Les passagers, pris de panique, fuient vers l’avant du bus. Kelyan, grièvement blessé, titube dans l’allée en criant « Aidez-moi, j’ai été poignardé ! » avant de s’effondrer. Malgré l’intervention rapide des secours, il succombe à ses blessures à 15h23, laissant derrière lui une mère dévastée et une communauté sous le choc.
Kelyan, un adolescent sous l’emprise des gangs
Kelyan n’était pas un inconnu des services sociaux. Dès l’âge de six ans, il avait été exposé à l’influence des gangs, selon sa mère, Marie. Déscolarisé à plusieurs reprises, il avait passé du temps dans la rue, fuyant parfois le domicile familial. Marie Bokassa, 50 ans, a partagé sa douleur dans une déclaration émouvante :
« J’ai essayé tant de fois de le sortir de cette emprise. J’ai crié qu’il allait être tué, mais personne ne m’a vraiment écoutée. »

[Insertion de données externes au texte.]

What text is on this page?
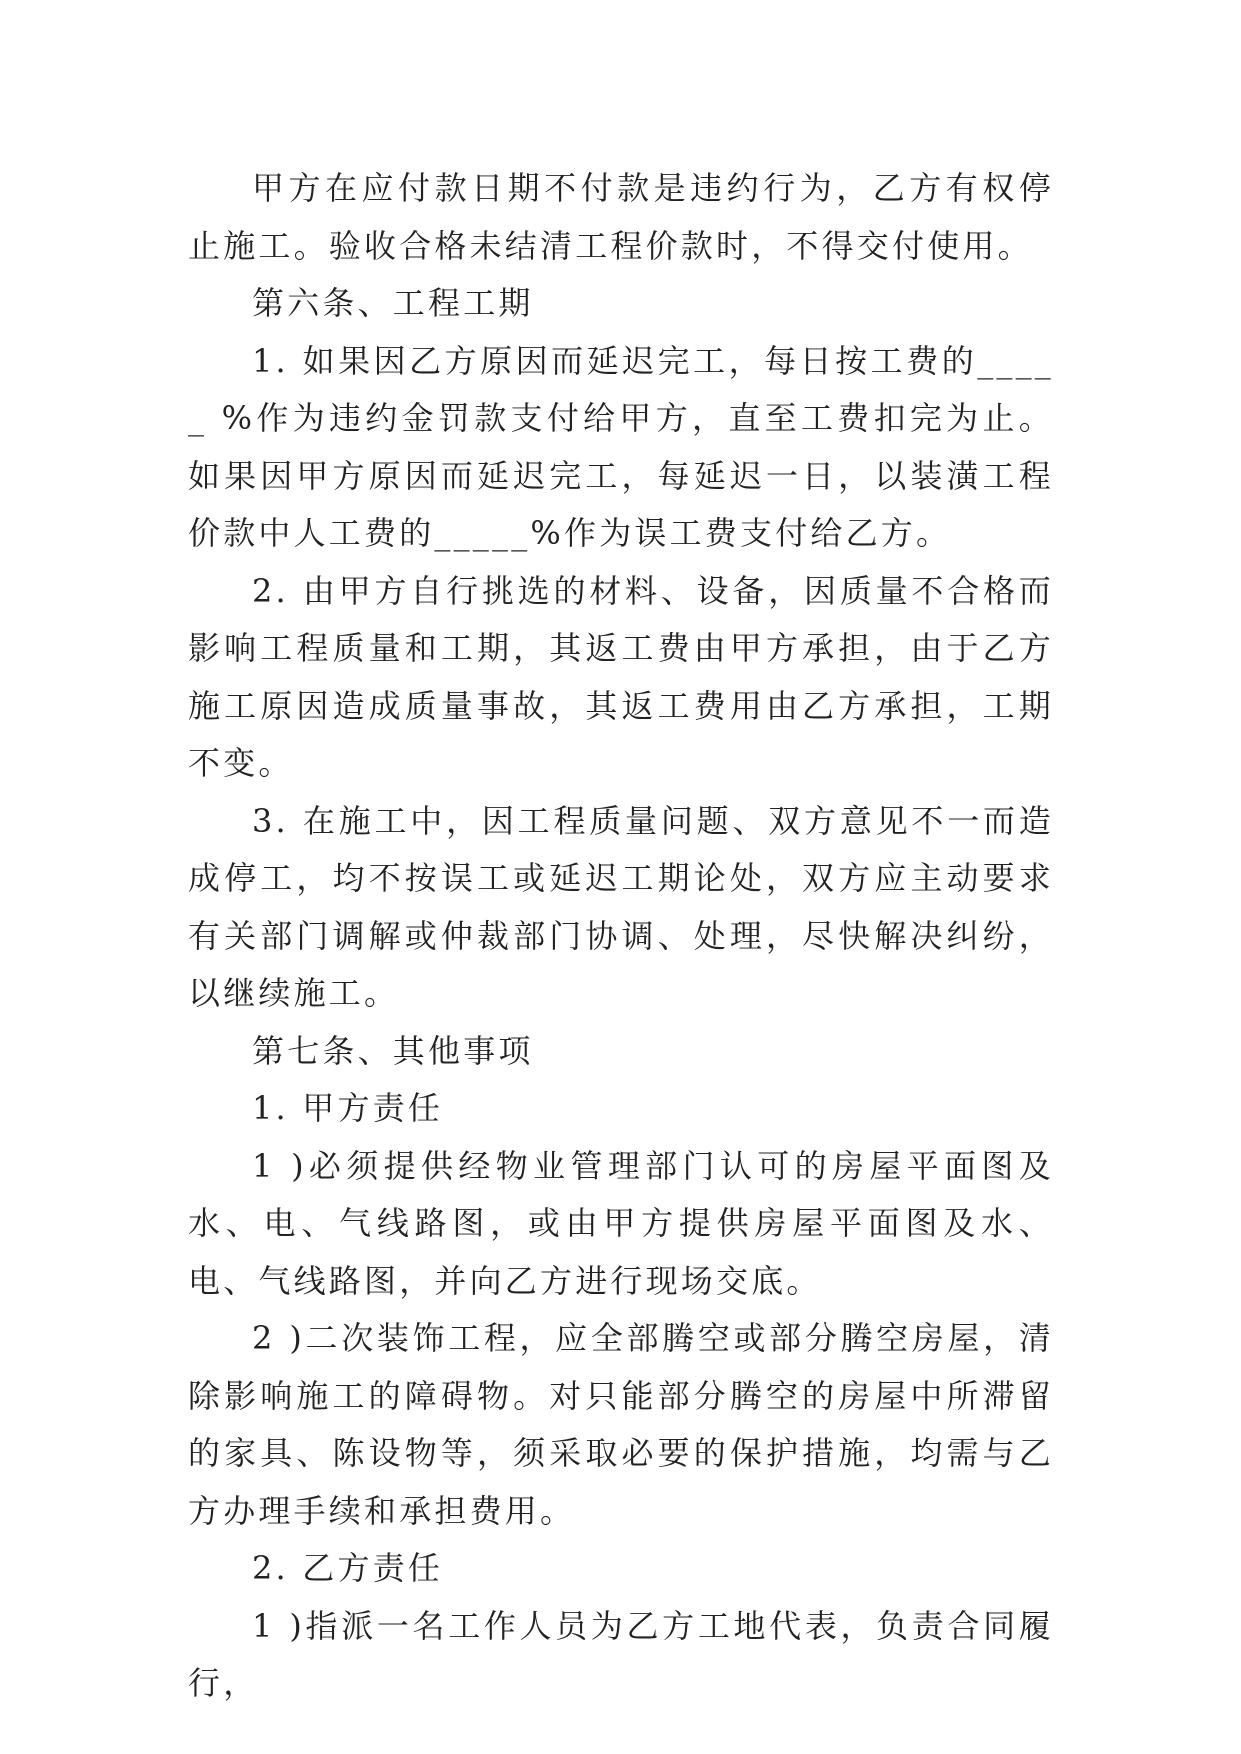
甲方在应付款日期不付款是违约行为，乙方有权停止施工。验收合格未结清工程价款时，不得交付使用。

第六条、工程工期

1. 如果因乙方原因而延迟完工，每日按工费的_____ %作为违约金罚款支付给甲方，直至工费扣完为止。如果因甲方原因而延迟完工，每延迟一日，以装潢工程价款中人工费的_____%作为误工费支付给乙方。

2. 由甲方自行挑选的材料、设备，因质量不合格而影响工程质量和工期，其返工费由甲方承担，由于乙方施工原因造成质量事故，其返工费用由乙方承担，工期不变。

3. 在施工中，因工程质量问题、双方意见不一而造成停工，均不按误工或延迟工期论处，双方应主动要求有关部门调解或仲裁部门协调、处理，尽快解决纠纷，以继续施工。

第七条、其他事项

1. 甲方责任

1 )必须提供经物业管理部门认可的房屋平面图及水、电、气线路图，或由甲方提供房屋平面图及水、电、气线路图，并向乙方进行现场交底。

2 )二次装饰工程，应全部腾空或部分腾空房屋，清除影响施工的障碍物。对只能部分腾空的房屋中所滞留的家具、陈设物等，须采取必要的保护措施，均需与乙方办理手续和承担费用。

2. 乙方责任

1 )指派一名工作人员为乙方工地代表，负责合同履行，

Marie Bokassa, mère de Kelyan
Fan de football et rappeur amateur, Kelyan avait sorti une chanson intitulée Bangers and Mash le jour de Noël, révélant son talent créatif. Pourtant, son parcours était marqué par des difficultés. Avant ses 10 ans, il avait été surpris avec un couteau à l’école, et plus récemment, une machette, ce qui lui avait valu une convocation devant la justice pour possession d’arme offensive.
Une attaque planifiée et brutale
Les procureurs ont qualifié l’attaque de « planifiée ». Les deux adolescents, dont les identités restent protégées en raison de leur âge, semblent avoir été informés de la présence de Kelyan dans le bus. Ils sont montés à bord avec une détermination froide, chacun armé d’une machette identique. Après l’attaque, ils ont fui, l’un d’eux jetant son arme dans la Tamise, bien que celle-ci ait été retrouvée plus tard par la police.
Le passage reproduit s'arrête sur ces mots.